Richmond: The answer is you must claim off your own record first, but then you will get a supplement with whatever the benefits are that are due you as a widow(er), to take your Social Security benefit up to the widow’s rate. You do not get both benefits. When your partner dies, you’re probably due a widow’s benefit
• Widows are due between 71% (at age 60) and 100% (at full retirement age) of what the husband was getting before he died.
• You must pay your own retirement benefit first, then supplement it with whatever extra benefits you are due as a widow to take your Social Security benefit up to the widow’s rate.
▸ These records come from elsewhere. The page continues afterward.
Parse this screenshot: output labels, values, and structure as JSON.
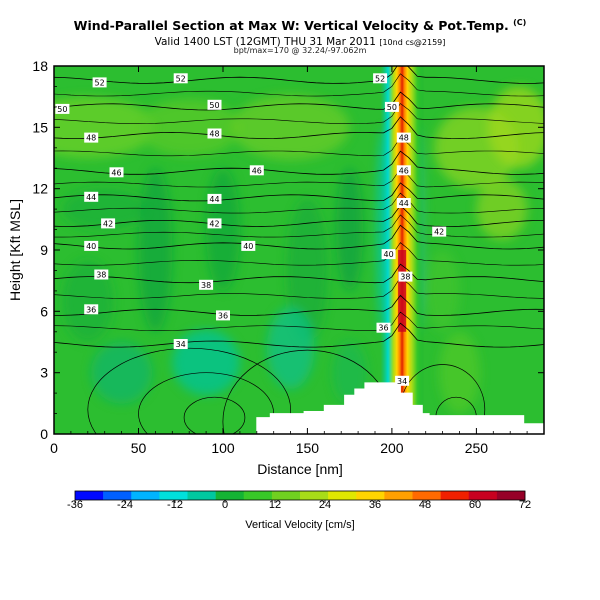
{
  "header": {
    "title": "Wind-Parallel Section at Max W: Vertical Velocity & Pot.Temp.",
    "title_mark": "(C)",
    "valid": "Valid 1400 LST (12GMT) THU 31 Mar 2011",
    "run": "[10nd cs@2159]",
    "info": "bpt/max=170 @ 32.24/-97.062m"
  },
  "chart_data": {
    "type": "heatmap",
    "xlabel": "Distance [nm]",
    "ylabel": "Height [Kft MSL]",
    "xlim": [
      0,
      290
    ],
    "ylim": [
      0,
      18
    ],
    "xticks": [
      0,
      50,
      100,
      150,
      200,
      250
    ],
    "yticks": [
      0,
      3,
      6,
      9,
      12,
      15,
      18
    ],
    "colorbar": {
      "title": "Vertical Velocity [cm/s]",
      "min": -36,
      "max": 72,
      "ticks": [
        -36,
        -24,
        -12,
        0,
        12,
        24,
        36,
        48,
        60,
        72
      ],
      "colors": [
        "#0008ff",
        "#0060ff",
        "#00b4ff",
        "#00e0dc",
        "#00c8a0",
        "#14b434",
        "#38c828",
        "#70d020",
        "#a8dc18",
        "#e0e800",
        "#ffd400",
        "#ffa000",
        "#ff6a00",
        "#f02000",
        "#c80020",
        "#960028"
      ]
    },
    "field": {
      "name": "Vertical Velocity",
      "units": "cm/s",
      "background_range": [
        -6,
        12
      ],
      "updraft_center_x_nm": 206,
      "updraft_max": 72
    },
    "contours": {
      "name": "Pot.Temp.",
      "labels": [
        {
          "x": 27,
          "y": 17.2,
          "value": "52"
        },
        {
          "x": 75,
          "y": 17.4,
          "value": "52"
        },
        {
          "x": 5,
          "y": 15.9,
          "value": "50"
        },
        {
          "x": 95,
          "y": 16.1,
          "value": "50"
        },
        {
          "x": 22,
          "y": 14.5,
          "value": "48"
        },
        {
          "x": 95,
          "y": 14.7,
          "value": "48"
        },
        {
          "x": 37,
          "y": 12.8,
          "value": "46"
        },
        {
          "x": 120,
          "y": 12.9,
          "value": "46"
        },
        {
          "x": 22,
          "y": 11.6,
          "value": "44"
        },
        {
          "x": 95,
          "y": 11.5,
          "value": "44"
        },
        {
          "x": 32,
          "y": 10.3,
          "value": "42"
        },
        {
          "x": 95,
          "y": 10.3,
          "value": "42"
        },
        {
          "x": 22,
          "y": 9.2,
          "value": "40"
        },
        {
          "x": 115,
          "y": 9.2,
          "value": "40"
        },
        {
          "x": 28,
          "y": 7.8,
          "value": "38"
        },
        {
          "x": 90,
          "y": 7.3,
          "value": "38"
        },
        {
          "x": 22,
          "y": 6.1,
          "value": "36"
        },
        {
          "x": 100,
          "y": 5.8,
          "value": "36"
        },
        {
          "x": 75,
          "y": 4.4,
          "value": "34"
        },
        {
          "x": 193,
          "y": 17.4,
          "value": "52"
        },
        {
          "x": 200,
          "y": 16.0,
          "value": "50"
        },
        {
          "x": 207,
          "y": 14.5,
          "value": "48"
        },
        {
          "x": 207,
          "y": 12.9,
          "value": "46"
        },
        {
          "x": 207,
          "y": 11.3,
          "value": "44"
        },
        {
          "x": 228,
          "y": 9.9,
          "value": "42"
        },
        {
          "x": 198,
          "y": 8.8,
          "value": "40"
        },
        {
          "x": 208,
          "y": 7.7,
          "value": "38"
        },
        {
          "x": 195,
          "y": 5.2,
          "value": "36"
        },
        {
          "x": 206,
          "y": 2.6,
          "value": "34"
        }
      ]
    },
    "terrain": [
      [
        120,
        0.8
      ],
      [
        128,
        1.0
      ],
      [
        148,
        1.1
      ],
      [
        160,
        1.4
      ],
      [
        172,
        1.9
      ],
      [
        178,
        2.2
      ],
      [
        184,
        2.5
      ],
      [
        196,
        2.5
      ],
      [
        205,
        2.0
      ],
      [
        212,
        1.4
      ],
      [
        218,
        1.0
      ],
      [
        222,
        0.9
      ],
      [
        275,
        0.9
      ],
      [
        278,
        0.5
      ],
      [
        290,
        0.5
      ]
    ]
  }
}
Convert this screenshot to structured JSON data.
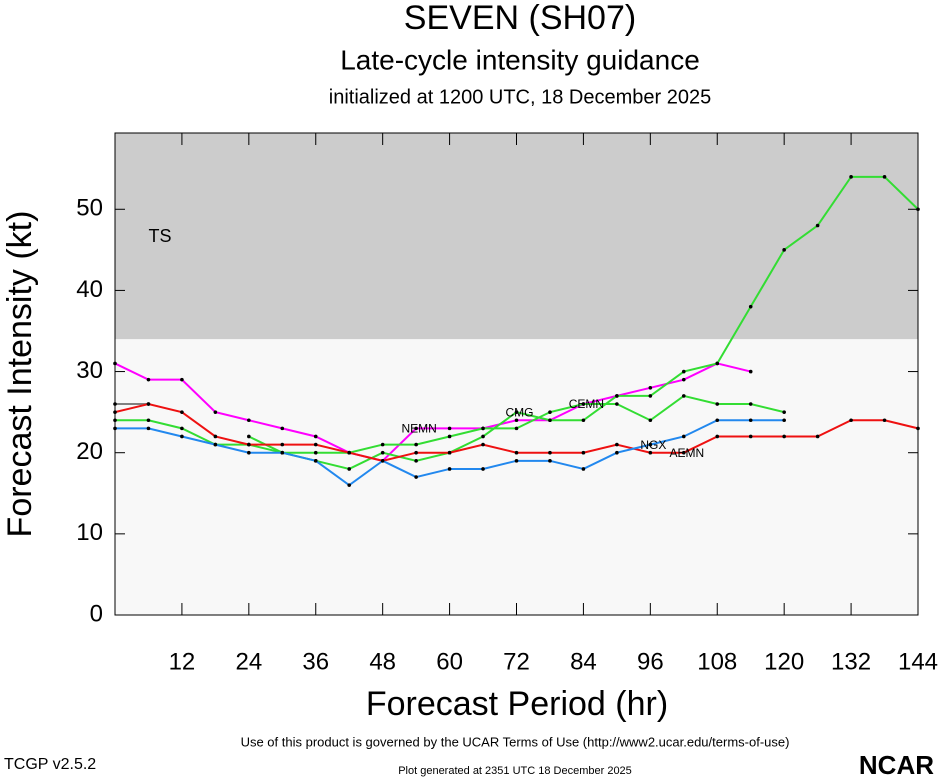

• You can also get a $255 one-time death benefit if you were living with your husband when he died.
• If you made more money than your partner, he or she might be due a widower’s benefit on your record if you die before he does
Boomer: If I retire at age 62, and then need to return to work full time for financial reasons, what happens to my benefits?
Richmond: You can stop or suspend them, otherwise you will face the deductions below. The answer depends on your age. For benefit purposes, the Social Security Administration (SSA) defines the full or normal retirement age (NRA) as between 66 and 67 for people born in 1943 or later. If you haven’t yet reached your normal retirement age, earning income could reduce your Social Security benefits.
• If you go back to work and you haven't reached your normal retirement age, $1 in benefits will be deducted for every $2 you earn above the annual limit (which is $15,120 in 2013).
• In the calendar year in which you reach your normal retirement age, $1 in benefits will be deducted for every $3 you earn above a higher limit ($40,080 in 2013), but only counting earnings before the month you reach your NRA.
• Starting the month you hit your normal retirement age, your benefits are no longer reduced no matter how much you earn.
Other points: remember Social Security can be included in your income for tax purposes so be sure to plan for that when determining your retirement budge plans.